Chapter III Research Methodology
Research Method Used This study made use of descriptive method,describing the phonological errors of the respondents. Research Locale The locale of the study is Mabolo Christian Academy. It is a sectarian institution wherein majority of the students are Baptists. Research Respondents The respondents of the study are the Grade V pupils of Mabolo Christian Academy school year 2009-2010. Research Instrument The researchers made use of word drill with a checklist to assess respondents' speech production on the given words.
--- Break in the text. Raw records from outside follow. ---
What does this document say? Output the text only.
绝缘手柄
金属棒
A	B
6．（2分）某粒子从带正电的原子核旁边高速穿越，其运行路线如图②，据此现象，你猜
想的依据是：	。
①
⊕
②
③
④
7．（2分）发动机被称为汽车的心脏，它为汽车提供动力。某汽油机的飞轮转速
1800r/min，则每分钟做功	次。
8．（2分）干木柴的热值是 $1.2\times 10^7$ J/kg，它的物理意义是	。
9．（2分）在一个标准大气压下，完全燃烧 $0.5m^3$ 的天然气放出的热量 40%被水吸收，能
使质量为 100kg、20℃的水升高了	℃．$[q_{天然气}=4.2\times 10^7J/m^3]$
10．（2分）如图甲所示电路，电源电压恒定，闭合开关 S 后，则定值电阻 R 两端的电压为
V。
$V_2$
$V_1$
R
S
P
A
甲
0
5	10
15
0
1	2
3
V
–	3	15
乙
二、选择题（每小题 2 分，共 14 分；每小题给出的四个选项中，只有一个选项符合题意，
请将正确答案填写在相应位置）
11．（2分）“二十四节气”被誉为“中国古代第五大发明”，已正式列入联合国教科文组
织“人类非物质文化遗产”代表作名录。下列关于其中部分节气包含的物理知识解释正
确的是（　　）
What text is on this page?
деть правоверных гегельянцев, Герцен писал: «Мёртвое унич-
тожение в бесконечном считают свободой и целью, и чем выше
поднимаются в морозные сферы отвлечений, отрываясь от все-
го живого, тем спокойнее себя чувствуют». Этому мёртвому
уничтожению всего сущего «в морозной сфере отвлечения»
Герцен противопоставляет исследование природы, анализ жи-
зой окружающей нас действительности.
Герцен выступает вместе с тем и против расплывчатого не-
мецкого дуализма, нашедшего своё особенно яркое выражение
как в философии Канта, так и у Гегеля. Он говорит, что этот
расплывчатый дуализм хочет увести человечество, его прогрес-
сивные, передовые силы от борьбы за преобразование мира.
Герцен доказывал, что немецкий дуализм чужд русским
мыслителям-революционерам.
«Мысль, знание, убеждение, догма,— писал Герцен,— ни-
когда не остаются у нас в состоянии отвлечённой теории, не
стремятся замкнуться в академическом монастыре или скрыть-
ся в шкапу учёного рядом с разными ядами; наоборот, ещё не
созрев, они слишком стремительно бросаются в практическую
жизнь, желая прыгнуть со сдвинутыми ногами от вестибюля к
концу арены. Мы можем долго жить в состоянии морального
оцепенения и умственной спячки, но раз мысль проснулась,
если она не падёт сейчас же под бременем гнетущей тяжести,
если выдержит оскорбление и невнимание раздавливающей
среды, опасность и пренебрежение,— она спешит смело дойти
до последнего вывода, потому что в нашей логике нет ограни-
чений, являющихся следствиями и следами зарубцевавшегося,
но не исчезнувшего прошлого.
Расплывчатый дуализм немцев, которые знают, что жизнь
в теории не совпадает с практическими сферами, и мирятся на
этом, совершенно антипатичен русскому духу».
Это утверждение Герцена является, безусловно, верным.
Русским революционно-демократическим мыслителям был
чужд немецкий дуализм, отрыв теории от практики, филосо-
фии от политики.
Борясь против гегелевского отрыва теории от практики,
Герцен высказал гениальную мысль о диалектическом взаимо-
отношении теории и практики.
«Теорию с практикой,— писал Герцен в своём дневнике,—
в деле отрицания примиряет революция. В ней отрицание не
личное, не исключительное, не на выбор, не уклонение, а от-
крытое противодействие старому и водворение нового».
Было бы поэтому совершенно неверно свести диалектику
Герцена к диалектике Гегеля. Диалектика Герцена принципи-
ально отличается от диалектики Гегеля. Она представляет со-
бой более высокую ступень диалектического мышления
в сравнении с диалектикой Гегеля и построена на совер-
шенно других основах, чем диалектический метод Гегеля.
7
Research Procedure In gathering the data, the researchers made use of the following steps: 1. The copies with list of words were given to each respondent to read while the researchers were handling the checklist to assess respondents' production of words. 2. The checklist contained the sound patterns with the assessment description of “with difficulty” and “without difficulty”. Researchers checked the box that corresponds to the descriptions according to the respondents' production of words. 3. After assessing the respondents, the gathered data were tabulated. 4. Researchers will identify the commonly committed phonological errors by frequency count. 5. The first five sound patterns that have high number of mistakes were to be considered as
commonly committed phonological errors of the respondents. 6. The results were discussed and analyzed pertaining to the phonological errors of the respondents. 7. Researchers provided the program of activities that can be planned and implemented for speech remediation. 8. The planned program of activities for speech remediation is applicable for summer class in two months, after the school year. 9. The program contained the activities from day 1 until day 50 (excluding Sunday) with the specific sound pattern a day. 10. The commonly committed phonological errors may take two days for more emphasis and improvement.